Entertainment stars also frequented the hotel, which counted amongst its guests Elvis Presley, Vincent Price, and Elizabeth Taylor.
In 1954, the hotel added a wing of extra room from its north side, and in 1963 an exposition hall opened for retail and meeting use.

===Hotel remodel and closure===
In an effort to keep up with changing tastes, in 1978 the hotel went through a significant remodel, with tile paving, gold leaf, and 18' atrium in stainless steel. Despite this, the development of large new hotels that could host conventions, such as the Omni and Marriott, took a toll on the John Marshall's business in the 1980s.

In 1988 the remaining staff of 175 were laid off and 60,000 pieces of hotel memorabilia were auctioned off, from chandeliers to dining room demitasse spoons. The hotel closed it doors on May 31, 1988, leaving seven employees behind to keep up maintenance on the empty building.

The hotel re-opened in limited capacity in 1999, after Gilbert Granger, former mayor of Williamsburg, Virginia, had bought it for $3.16 million: 70 rooms were then in use, and the hotel hosted a Martini Kitchen & Bubble Bar.
The hotel ran in this manner till it closed its doors again in 2004.
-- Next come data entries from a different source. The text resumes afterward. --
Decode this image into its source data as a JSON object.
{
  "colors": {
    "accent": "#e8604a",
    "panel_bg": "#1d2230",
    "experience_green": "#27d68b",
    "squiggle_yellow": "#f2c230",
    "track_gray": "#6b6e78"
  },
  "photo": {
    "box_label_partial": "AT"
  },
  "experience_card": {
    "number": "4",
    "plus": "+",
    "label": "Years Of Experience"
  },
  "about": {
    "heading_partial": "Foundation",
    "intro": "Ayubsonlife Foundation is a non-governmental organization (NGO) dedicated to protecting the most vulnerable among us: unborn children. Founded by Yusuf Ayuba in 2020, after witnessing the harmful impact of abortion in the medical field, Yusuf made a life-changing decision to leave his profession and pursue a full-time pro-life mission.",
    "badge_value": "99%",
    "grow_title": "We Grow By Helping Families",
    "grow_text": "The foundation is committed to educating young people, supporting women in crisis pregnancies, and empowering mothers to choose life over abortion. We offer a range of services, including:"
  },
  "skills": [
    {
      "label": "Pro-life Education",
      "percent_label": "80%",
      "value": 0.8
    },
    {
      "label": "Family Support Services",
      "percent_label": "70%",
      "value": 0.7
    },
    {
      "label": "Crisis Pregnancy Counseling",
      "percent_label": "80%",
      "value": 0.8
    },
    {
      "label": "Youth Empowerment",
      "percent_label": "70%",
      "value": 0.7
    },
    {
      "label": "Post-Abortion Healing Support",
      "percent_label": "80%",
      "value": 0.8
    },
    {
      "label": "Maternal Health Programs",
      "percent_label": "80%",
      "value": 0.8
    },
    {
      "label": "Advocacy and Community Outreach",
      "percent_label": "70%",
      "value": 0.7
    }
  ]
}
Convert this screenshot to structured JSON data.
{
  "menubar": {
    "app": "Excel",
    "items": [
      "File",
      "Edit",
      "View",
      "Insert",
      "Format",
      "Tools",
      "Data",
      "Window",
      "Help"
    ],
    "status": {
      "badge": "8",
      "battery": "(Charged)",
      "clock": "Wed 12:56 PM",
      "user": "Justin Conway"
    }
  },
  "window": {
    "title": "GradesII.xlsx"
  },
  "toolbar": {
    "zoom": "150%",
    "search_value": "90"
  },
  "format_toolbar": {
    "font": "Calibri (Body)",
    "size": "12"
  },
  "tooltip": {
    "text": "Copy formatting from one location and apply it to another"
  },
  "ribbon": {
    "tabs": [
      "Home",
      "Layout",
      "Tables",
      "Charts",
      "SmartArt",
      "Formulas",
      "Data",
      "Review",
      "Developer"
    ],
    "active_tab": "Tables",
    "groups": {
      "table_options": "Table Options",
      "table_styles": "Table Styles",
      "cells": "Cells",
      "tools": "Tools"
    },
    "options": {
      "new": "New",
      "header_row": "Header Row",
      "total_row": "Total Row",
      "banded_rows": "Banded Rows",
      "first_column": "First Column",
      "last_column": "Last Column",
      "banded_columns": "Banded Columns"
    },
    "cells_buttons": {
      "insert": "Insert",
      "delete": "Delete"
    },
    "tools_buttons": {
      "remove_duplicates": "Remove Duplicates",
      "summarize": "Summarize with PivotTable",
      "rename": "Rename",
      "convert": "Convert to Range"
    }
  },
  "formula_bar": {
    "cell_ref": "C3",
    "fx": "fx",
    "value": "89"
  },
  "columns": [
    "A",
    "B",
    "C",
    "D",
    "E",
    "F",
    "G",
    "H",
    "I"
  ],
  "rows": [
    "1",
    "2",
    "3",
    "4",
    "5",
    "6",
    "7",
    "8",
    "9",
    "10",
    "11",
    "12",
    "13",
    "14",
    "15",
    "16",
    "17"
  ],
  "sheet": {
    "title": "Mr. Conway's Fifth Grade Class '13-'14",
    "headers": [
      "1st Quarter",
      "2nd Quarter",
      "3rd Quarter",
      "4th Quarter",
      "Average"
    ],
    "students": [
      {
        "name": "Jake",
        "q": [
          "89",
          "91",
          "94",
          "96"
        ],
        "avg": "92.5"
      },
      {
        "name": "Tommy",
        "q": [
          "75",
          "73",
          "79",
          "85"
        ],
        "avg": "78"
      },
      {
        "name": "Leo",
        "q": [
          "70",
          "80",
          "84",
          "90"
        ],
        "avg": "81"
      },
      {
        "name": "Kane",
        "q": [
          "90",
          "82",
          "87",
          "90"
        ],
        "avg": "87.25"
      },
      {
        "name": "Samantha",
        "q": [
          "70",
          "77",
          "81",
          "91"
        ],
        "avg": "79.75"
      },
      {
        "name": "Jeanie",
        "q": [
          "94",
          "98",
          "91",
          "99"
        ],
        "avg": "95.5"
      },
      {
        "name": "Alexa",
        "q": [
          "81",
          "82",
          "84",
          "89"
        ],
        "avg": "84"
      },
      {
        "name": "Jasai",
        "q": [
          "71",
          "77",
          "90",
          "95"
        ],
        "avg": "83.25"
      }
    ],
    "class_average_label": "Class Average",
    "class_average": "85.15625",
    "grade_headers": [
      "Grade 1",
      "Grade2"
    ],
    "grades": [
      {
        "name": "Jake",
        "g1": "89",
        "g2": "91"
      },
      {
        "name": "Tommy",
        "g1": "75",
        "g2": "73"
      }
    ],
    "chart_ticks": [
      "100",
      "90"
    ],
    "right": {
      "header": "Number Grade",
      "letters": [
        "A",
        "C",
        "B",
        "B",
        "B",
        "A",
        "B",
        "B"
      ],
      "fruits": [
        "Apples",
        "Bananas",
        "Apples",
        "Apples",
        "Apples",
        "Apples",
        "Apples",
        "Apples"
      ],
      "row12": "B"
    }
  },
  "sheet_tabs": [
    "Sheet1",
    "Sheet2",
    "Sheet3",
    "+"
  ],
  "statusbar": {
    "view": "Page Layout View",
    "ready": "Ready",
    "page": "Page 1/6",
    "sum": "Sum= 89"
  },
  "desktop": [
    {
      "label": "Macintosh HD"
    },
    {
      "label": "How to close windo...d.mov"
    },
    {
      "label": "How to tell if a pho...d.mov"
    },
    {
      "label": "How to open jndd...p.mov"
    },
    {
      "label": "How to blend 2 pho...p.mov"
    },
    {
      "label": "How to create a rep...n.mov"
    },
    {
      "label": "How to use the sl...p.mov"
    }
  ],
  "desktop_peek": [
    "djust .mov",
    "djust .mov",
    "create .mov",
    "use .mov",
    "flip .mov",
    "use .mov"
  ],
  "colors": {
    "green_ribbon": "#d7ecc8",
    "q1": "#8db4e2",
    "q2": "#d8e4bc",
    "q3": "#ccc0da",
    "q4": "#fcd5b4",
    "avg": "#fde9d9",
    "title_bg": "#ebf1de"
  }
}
===Residential redevelopment===
In 2005, Virginia Atlantic Development, Inc., based out of Hampton Roads, acquired the property. Dominion Realty Partners came on board in 2007, and so began a $70 million remodel, including $40 million in financing from the Department of Housing and Urban Development, and both state and historic tax credits. The general contractor for the project was Choate Construction.

The development team restored the lobby to original 1930s appearance, as well as having the hotel's famous rooftop sign, now rusted, remade in new 9' letters to match the original. Holiday Signs, the designer, had the new letters hauled by crane to the roof on April 11, 2011. LED bulbs were used, running at only 30% of the energy consumption of the original sign, but they were made to look like light bulbs.

The building reopened as The Residences at The John Marshall, 238 downtown luxury apartments. It was observed that just as the hotel opened right after the Great Crash, so the apartments opened as the country was pulling out of Great Recession.

The Residences kept the long-running John Marshall Barber shop, which is on only its 3rd owner/manager, Hugh Campbell. The mirrors, countertops, and chairs from the original shop were kept and refinished.

Greenleaf's Pool Room, a pool hall and bar managed by Jim Gottier, a former professional pool player, opened in the southeast corner of The John Marshall in August 2014. Gottier named the establishment after pool player Ralph Greenleaf and designed it to capture the ambience of a classic 1930's pool hall. It closed in 2020, due to the COVID-19 pandemic.

While the roof garden ballroom was turned into penthouse units, the two lobby ballrooms were restored, including finding and restoring three of the original five chandeliers. Well-known Richmond caterer, Suzanne Wolstenholme, runs the ballrooms both as a luncheon venue and site for events such as small concerts and wedding receptions.
As of spring 2013, the apartments were 100% leased, which has encouraged the building of other residential developments in downtown Richmond.